A Nasal Cannula Under the Noninvasive Positive Pressure Ventilation Mask?

Daniel J. Pallin, MD, MPH

 

A crossover trial in healthy volunteers suggests that a nasal cannula does not increase mask leaking significantly.

 

Research suggests that apneic oxygenation is of benefit during rapid sequence intubation (NEJM JW Emerg Med Sep 2017 and Am J Emerg Med 2017; 35:1184). Apneic oxygenation involves use of highflow oxygen via a nasal cannula during laryngoscopy. In practice, it means that patients who may require intubation are given a nasal cannula and a non-rebreather mask or noninvasive positive pressure ventilation (NPPV).

 

To evaluate whether a nasal cannula causes the NPPV mask to leak, investigators enrolled 64 healthy volunteers in a crossover study in which each participant served as his or her own control.
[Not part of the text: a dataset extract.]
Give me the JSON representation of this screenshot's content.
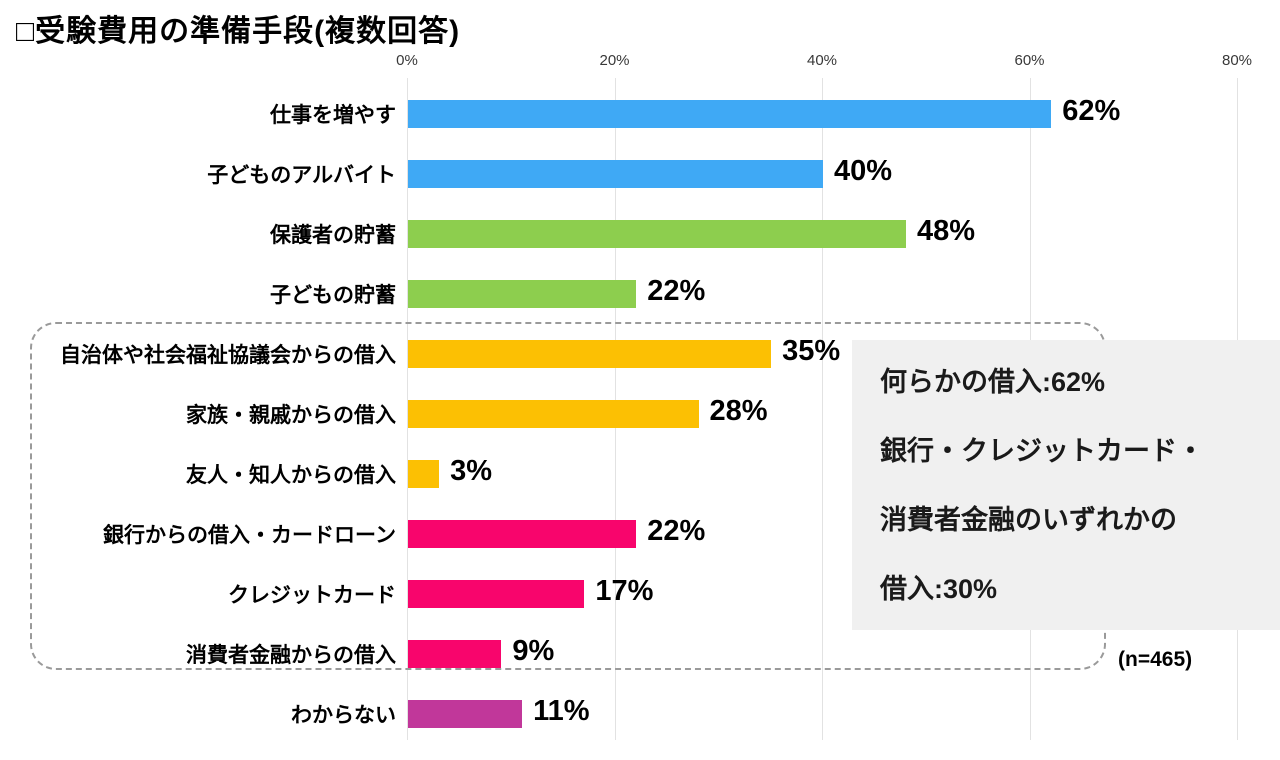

Participants underwent 1 minute of NPPV with a nasal cannula and 1 minute of NPPV without a nasal cannula, in random order, with a 2-minute washout period between interventions. The main outcome measure was the amount of gas leaked from the mask during 1 minute, with a prespecified noninferiority margin of 5 L/minute. There was no significant increase in mask leakage when the nasal cannula was used.

 

Comment:
This provocative small study suggests that for patients with serious respiratory compromise
who require NPPV, a nasal cannula should be placed beneath the NPPV mask so that it is ready in case NPPV needs to be converted to rapid sequence intubation.

 

Citation(s):
Brown DJ et al. Face mask leak with nasal cannula during noninvasive positive pressure ventilation: A randomized crossover trial. Am J Emerg Med 2017 Dec 2; [e-pub].